I hugged Gage as I vowed to do anything I could to keep him safe from whatever was about to unfold.

Standing there with Lisa, I may not have completely understood what was happening, but I knew nothing would ever be the same again. The only world I’d ever known was now entirely different.

The cries and shouts in the neighborhood increased in intensity when more planes flew overhead with a loud whoosh that rattled the glass in the windows before us and set off some of the alarms again. Turning, I glanced back at the street to find some people running back and forth, hugging each other before running toward another house. Some got in their cars and drove away with a squeal of tires. Much like a chicken with its head cut off, they were unsure of where to go or what to do.

What could anyone possibly do? Were we next for the bombs? The hair on my nape rose.
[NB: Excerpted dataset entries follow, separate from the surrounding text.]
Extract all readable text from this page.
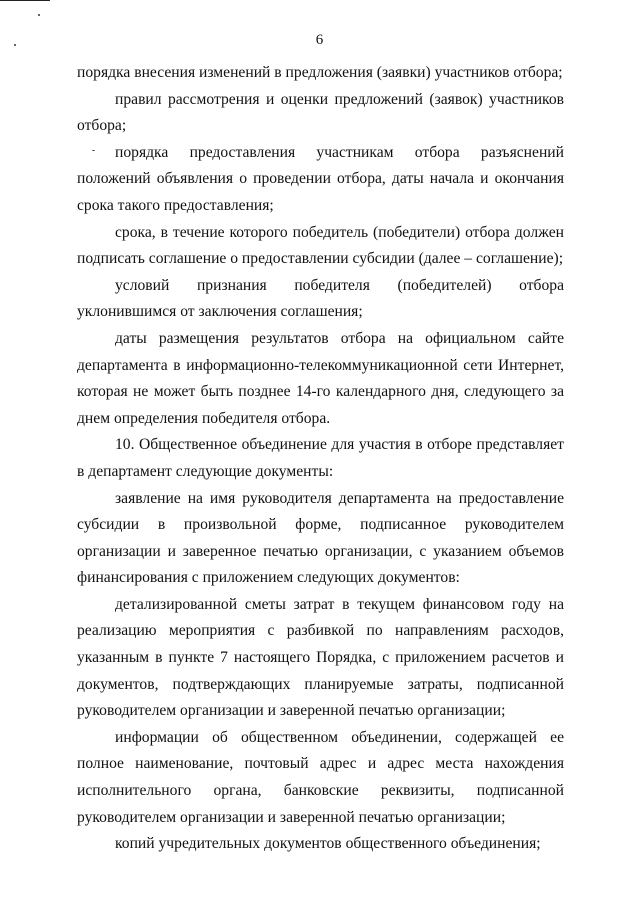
6

порядка внесения изменений в предложения (заявки) участников отбора;

правил рассмотрения и оценки предложений (заявок) участников отбора;

порядка предоставления участникам отбора разъяснений положений объявления о проведении отбора, даты начала и окончания срока такого предоставления;

срока, в течение которого победитель (победители) отбора должен подписать соглашение о предоставлении субсидии (далее – соглашение);

условий признания победителя (победителей) отбора уклонившимся от заключения соглашения;

даты размещения результатов отбора на официальном сайте департамента в информационно-телекоммуникационной сети Интернет, которая не может быть позднее 14-го календарного дня, следующего за днем определения победителя отбора.

10. Общественное объединение для участия в отборе представляет в департамент следующие документы:

заявление на имя руководителя департамента на предоставление субсидии в произвольной форме, подписанное руководителем организации и заверенное печатью организации, с указанием объемов финансирования с приложением следующих документов:

детализированной сметы затрат в текущем финансовом году на реализацию мероприятия с разбивкой по направлениям расходов, указанным в пункте 7 настоящего Порядка, с приложением расчетов и документов, подтверждающих планируемые затраты, подписанной руководителем организации и заверенной печатью организации;

информации об общественном объединении, содержащей ее полное наименование, почтовый адрес и адрес места нахождения исполнительного органа, банковские реквизиты, подписанной руководителем организации и заверенной печатью организации;

копий учредительных документов общественного объединения;
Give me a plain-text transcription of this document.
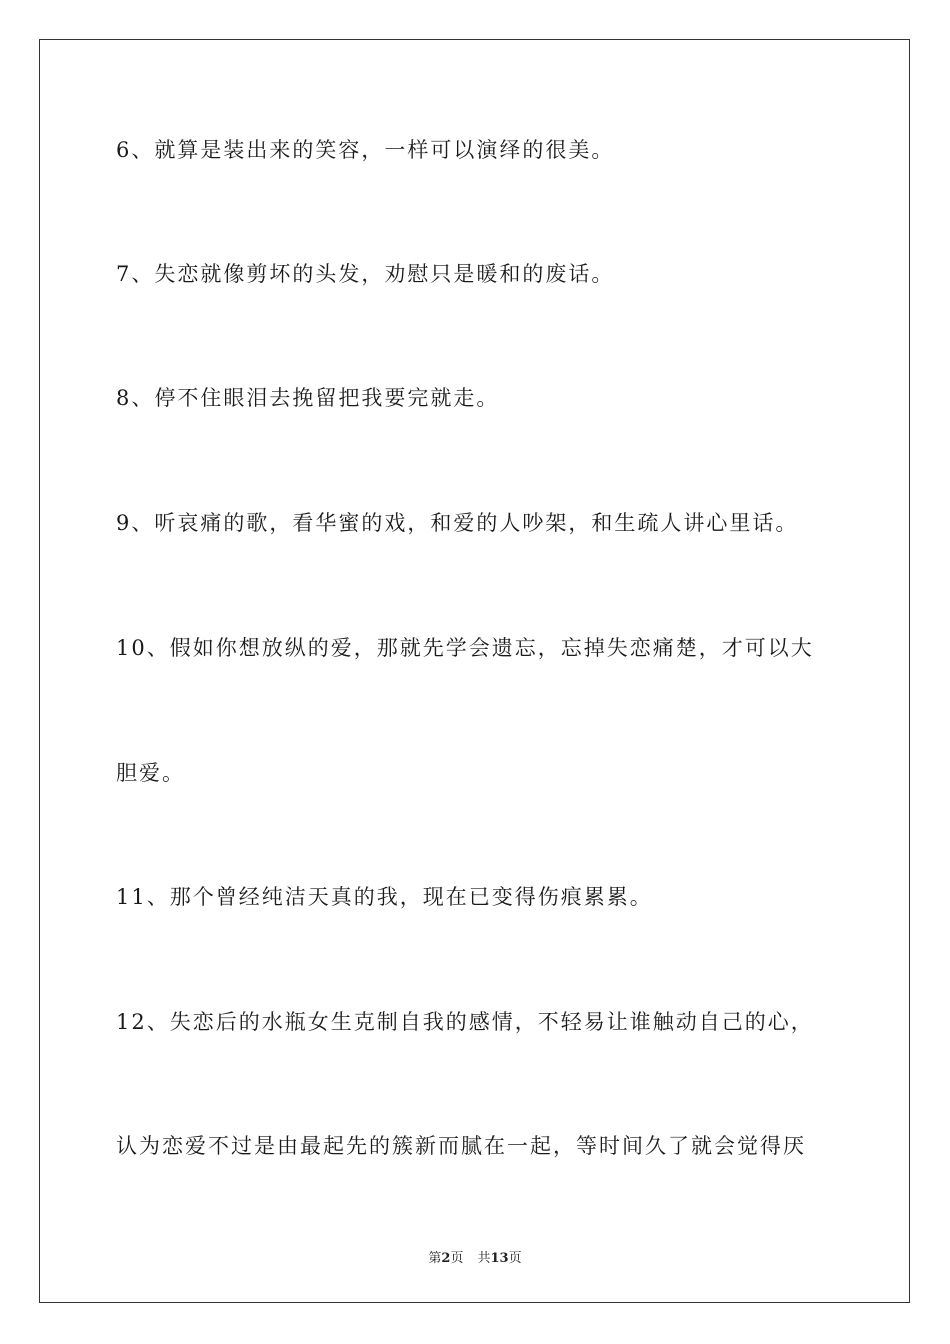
6、就算是装出来的笑容，一样可以演绎的很美。
7、失恋就像剪坏的头发，劝慰只是暖和的废话。
8、停不住眼泪去挽留把我要完就走。
9、听哀痛的歌，看华蜜的戏，和爱的人吵架，和生疏人讲心里话。
10、假如你想放纵的爱，那就先学会遗忘，忘掉失恋痛楚，才可以大
胆爱。
11、那个曾经纯洁天真的我，现在已变得伤痕累累。
12、失恋后的水瓶女生克制自我的感情，不轻易让谁触动自己的心，
认为恋爱不过是由最起先的簇新而腻在一起，等时间久了就会觉得厌
第2页 共13页
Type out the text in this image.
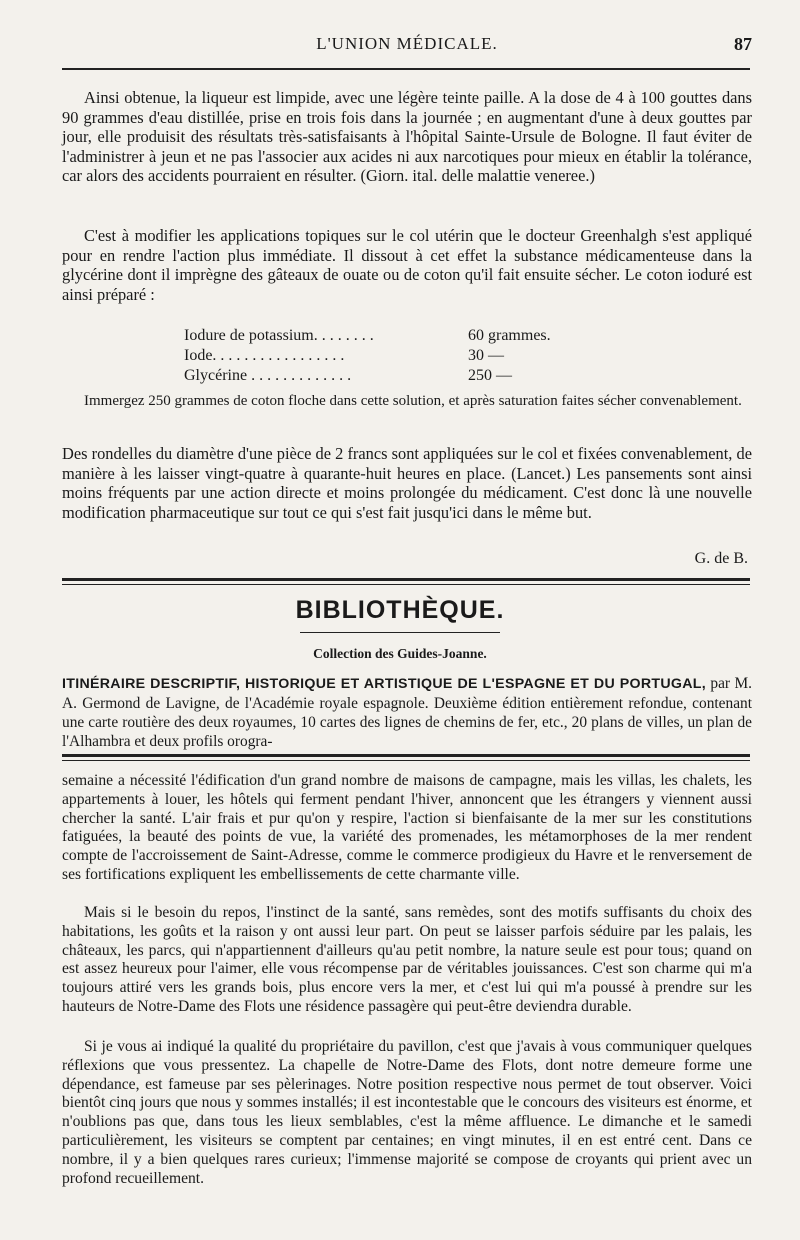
L'UNION MÉDICALE.	87

Ainsi obtenue, la liqueur est limpide, avec une légère teinte paille. A la dose de 4 à 100 gouttes dans 90 grammes d'eau distillée, prise en trois fois dans la journée ; en augmentant d'une à deux gouttes par jour, elle produisit des résultats très-satisfaisants à l'hôpital Sainte-Ursule de Bologne. Il faut éviter de l'administrer à jeun et ne pas l'associer aux acides ni aux narcotiques pour mieux en établir la tolérance, car alors des accidents pourraient en résulter. (Giorn. ital. delle malattie veneree.)

C'est à modifier les applications topiques sur le col utérin que le docteur Greenhalgh s'est appliqué pour en rendre l'action plus immédiate. Il dissout à cet effet la substance médicamenteuse dans la glycérine dont il imprègne des gâteaux de ouate ou de coton qu'il fait ensuite sécher. Le coton ioduré est ainsi préparé :

Iodure de potassium. . . . . . . .	60 grammes.
Iode. . . . . . . . . . . . . . . . .	30 —
Glycérine . . . . . . . . . . . . .	250 —
Immergez 250 grammes de coton floche dans cette solution, et après saturation faites sécher convenablement.

Des rondelles du diamètre d'une pièce de 2 francs sont appliquées sur le col et fixées convenablement, de manière à les laisser vingt-quatre à quarante-huit heures en place. (Lancet.) Les pansements sont ainsi moins fréquents par une action directe et moins prolongée du médicament. C'est donc là une nouvelle modification pharmaceutique sur tout ce qui s'est fait jusqu'ici dans le même but.

G. de B.
BIBLIOTHÈQUE.
Collection des Guides-Joanne.
ITINÉRAIRE DESCRIPTIF, HISTORIQUE ET ARTISTIQUE DE L'ESPAGNE ET DU PORTUGAL, par M. A. Germond de Lavigne, de l'Académie royale espagnole. Deuxième édition entièrement refondue, contenant une carte routière des deux royaumes, 10 cartes des lignes de chemins de fer, etc., 20 plans de villes, un plan de l'Alhambra et deux profils orogra-

semaine a nécessité l'édification d'un grand nombre de maisons de campagne, mais les villas, les chalets, les appartements à louer, les hôtels qui ferment pendant l'hiver, annoncent que les étrangers y viennent aussi chercher la santé. L'air frais et pur qu'on y respire, l'action si bienfaisante de la mer sur les constitutions fatiguées, la beauté des points de vue, la variété des promenades, les métamorphoses de la mer rendent compte de l'accroissement de Saint-Adresse, comme le commerce prodigieux du Havre et le renversement de ses fortifications expliquent les embellissements de cette charmante ville.

Mais si le besoin du repos, l'instinct de la santé, sans remèdes, sont des motifs suffisants du choix des habitations, les goûts et la raison y ont aussi leur part. On peut se laisser parfois séduire par les palais, les châteaux, les parcs, qui n'appartiennent d'ailleurs qu'au petit nombre, la nature seule est pour tous; quand on est assez heureux pour l'aimer, elle vous récompense par de véritables jouissances. C'est son charme qui m'a toujours attiré vers les grands bois, plus encore vers la mer, et c'est lui qui m'a poussé à prendre sur les hauteurs de Notre-Dame des Flots une résidence passagère qui peut-être deviendra durable.

Si je vous ai indiqué la qualité du propriétaire du pavillon, c'est que j'avais à vous communiquer quelques réflexions que vous pressentez. La chapelle de Notre-Dame des Flots, dont notre demeure forme une dépendance, est fameuse par ses pèlerinages. Notre position respective nous permet de tout observer. Voici bientôt cinq jours que nous y sommes installés; il est incontestable que le concours des visiteurs est énorme, et n'oublions pas que, dans tous les lieux semblables, c'est la même affluence. Le dimanche et le samedi particulièrement, les visiteurs se comptent par centaines; en vingt minutes, il en est entré cent. Dans ce nombre, il y a bien quelques rares curieux; l'immense majorité se compose de croyants qui prient avec un profond recueillement.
I turned back to the TV and watched as the cloud continued to rise. More words flashed by on the bottom of the screen, but I barely saw them. I became so focused on the TV, I never heard my mother enter the porch until one of her hands fell on my shoulder.

Tilting my head back to look at her, I realized it must be worse than I ever could have imagined if she was touching me. It was the first time she’d touched me in a comforting way in years. It would be the last, that wasn’t by accident or in anger, for all the years following.

“What is happening?” Lisa inquired in a tremulous whisper.

“The end,” Mother replied.

I wouldn’t know how right she was until years later.